Jason felt himself smile. Hearing that Mr. Kelsey's great-grandfather had started the park just like his own great-grandfather had opened the firm softened Jason's heart. Not only did it mean that the sparkle in Mr. Kelsey's eye when he talked about the park was the sparkle of the generations that came before him and the hope and faith that had trickled through his family, but it also meant that that park had actually been around longer than the firm hired in hopes of finding an investor to save it.
"Can you show me around? Maybe tell me a bit about what you hope to achieve for the park once we find an investor for you?"
Jason followed Mr. Kelsey through the turnstiles a few yards behind the ticket booth and onto the main road of the tiny park. He could hear the voices of the few patrons around them, the occasional laugh or scream telling him that the people who had come out to the park were at least enjoying themselves.
As they walked, Jason tried to pay attention to everything that he saw. Buildings that likely once held small shops and restaurants were dark and boarded. A few shells of staging areas showed what was left of rides that had been removed but never replaced. At the far end of the main street was a Ferris wheel that spun lazily, three of the cars inhabited by families that gazed down at t
he rest of the park.
He looked to one side and noticed the roller coaster that he’d seen from the parking lot hadn't moved since he’d been there. They turned a corner and Jason realized that the ride was closed. The skeleton rose against the sky, pieces of the wood missing and the cars that had once soared along the tracks sat under the abandoned rails, grass and ivy trying to reclaim them.
"Why isn't the rollercoaster running?" Jason asked.
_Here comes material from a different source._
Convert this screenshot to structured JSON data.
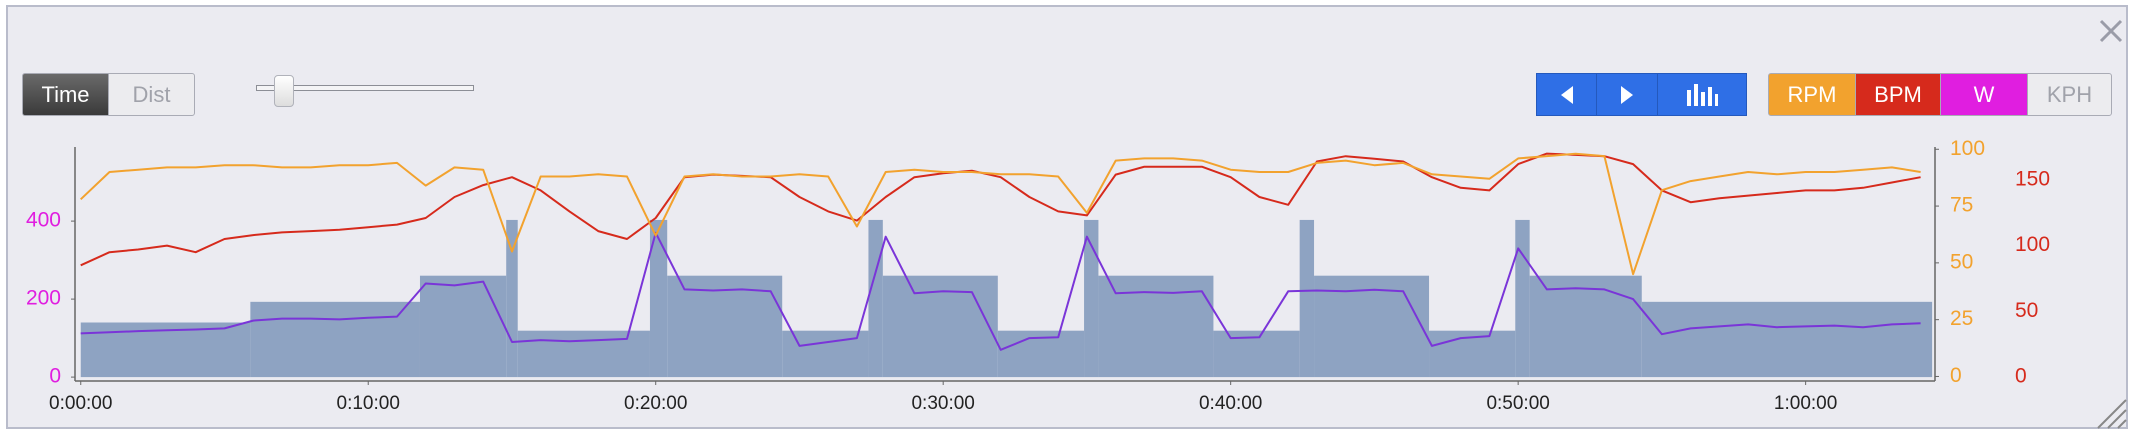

Mr. Kelsey stopped walking and looked at the still, silent ride. He sighed and Jason saw the sparkle in his eyes fade.
"That one's been down for a few years now. I always wanted to fix it up and give it a new theme, but I was just never able to do it."
"Having a coaster would really bring in the crowds."
"Maybe we can make that happen." He took a slightly shuddering breath, trying to retain the smile on his face. "We have to, Jason. This is all I have. This is all I have ever been."
Jason felt a twinge of sadness in the way that Mr. Kelsey said "we." Even though it was Jason's job to find someone who would make these things happen for him, he suddenly felt a sense of camaraderie toward this man and his dream.
3
Jason stepped out into the garden behind the Club and drew in a breath of the heavily scented air, enjoying the combination of flowers, herbs and the green, earthy scent of the tremendous hedges that spread in a complex maze ahead of him. It was the smell of the earth, so rarely enjoyed in the heart of the city. A white stone path wound around hedges to sprawling flower gardens, an orchard next to the section of river captured within the tremendous walls of the grounds, and directly in front to the huge labyrinth that many of the members used as a sanctuary for quiet thought.
He needed that sanctuary now. He could already feel the change occurring within him. Sometimes, the shift happened very suddenly, but when he had the opportunity to control his emotions and guide his body through the often stressful transition, he could shift gradually, giving himself the chance to acclimate so he wouldn’t suffer.